Practical moves for the festive period:
- Stock up 2–3 weeks ahead. Supply chain delays are common right before Dashain.
- Create a "Festive Bundle" category — pre-packed sets of common items at a slight discount.
- Set a clear delivery cutoff time (e.g., "Order before 12pm for same-day delivery") so you are not overwhelmed by evening rushes.
- Promote via WhatsApp Status and your shop's Facebook page. Most Nepali customers discover small businesses through social referrals, not search ads.
Step 7: Get Your First Orders
Your first 10 customers will likely be people who already know you. That is fine. Tell your regulars about your online store. Share the link on your personal WhatsApp, post a photo of your store page on your shop's Facebook. Offer a small first-order discount — Rs. 50 off or free delivery on the first order — to convert curious visitors into paying customers.

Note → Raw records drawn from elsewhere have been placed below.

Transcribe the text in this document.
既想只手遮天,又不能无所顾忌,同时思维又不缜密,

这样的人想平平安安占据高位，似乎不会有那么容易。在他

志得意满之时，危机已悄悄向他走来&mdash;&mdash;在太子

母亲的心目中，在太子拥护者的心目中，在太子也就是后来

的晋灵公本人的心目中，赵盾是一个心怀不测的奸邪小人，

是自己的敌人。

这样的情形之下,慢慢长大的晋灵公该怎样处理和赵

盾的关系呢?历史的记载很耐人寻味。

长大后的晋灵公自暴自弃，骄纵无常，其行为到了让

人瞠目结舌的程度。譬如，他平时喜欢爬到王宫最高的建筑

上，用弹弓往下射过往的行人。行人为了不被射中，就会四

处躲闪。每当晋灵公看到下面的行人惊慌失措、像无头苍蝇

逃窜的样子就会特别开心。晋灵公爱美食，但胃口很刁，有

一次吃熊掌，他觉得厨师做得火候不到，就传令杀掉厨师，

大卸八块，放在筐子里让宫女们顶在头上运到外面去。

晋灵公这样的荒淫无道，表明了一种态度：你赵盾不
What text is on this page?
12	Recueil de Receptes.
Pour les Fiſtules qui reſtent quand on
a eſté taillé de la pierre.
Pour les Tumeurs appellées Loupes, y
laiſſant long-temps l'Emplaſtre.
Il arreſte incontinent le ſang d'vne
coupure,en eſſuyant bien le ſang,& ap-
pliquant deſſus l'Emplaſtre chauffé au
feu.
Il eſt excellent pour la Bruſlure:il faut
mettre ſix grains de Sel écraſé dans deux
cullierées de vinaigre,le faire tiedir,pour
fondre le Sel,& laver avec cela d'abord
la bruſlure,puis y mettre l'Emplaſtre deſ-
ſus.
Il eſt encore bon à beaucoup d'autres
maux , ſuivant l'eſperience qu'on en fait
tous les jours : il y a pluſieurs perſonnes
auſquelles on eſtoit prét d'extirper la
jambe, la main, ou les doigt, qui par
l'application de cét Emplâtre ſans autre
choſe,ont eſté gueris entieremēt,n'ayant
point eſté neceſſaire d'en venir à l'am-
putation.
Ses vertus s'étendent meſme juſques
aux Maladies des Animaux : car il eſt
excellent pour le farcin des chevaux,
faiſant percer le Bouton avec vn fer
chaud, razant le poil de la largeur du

Ask for a quick review after a successful delivery. A few honest testimonials on your store page go further than any paid advertisement when you are starting out.
Start This Week, Not This Month
Pick your top 30 products, photograph them today, and get your store live with COD and at least one digital wallet active. Do not wait for a perfect catalog of 300 products — a live store with 30 items beats a planned store that never launches. Once your first 20 orders come in, you will know exactly what to fix, what to expand, and which delivery method actually works for your area.
The kirana model works. Online just means more customers, cleaner order tracking, and fewer missed calls at dinner time.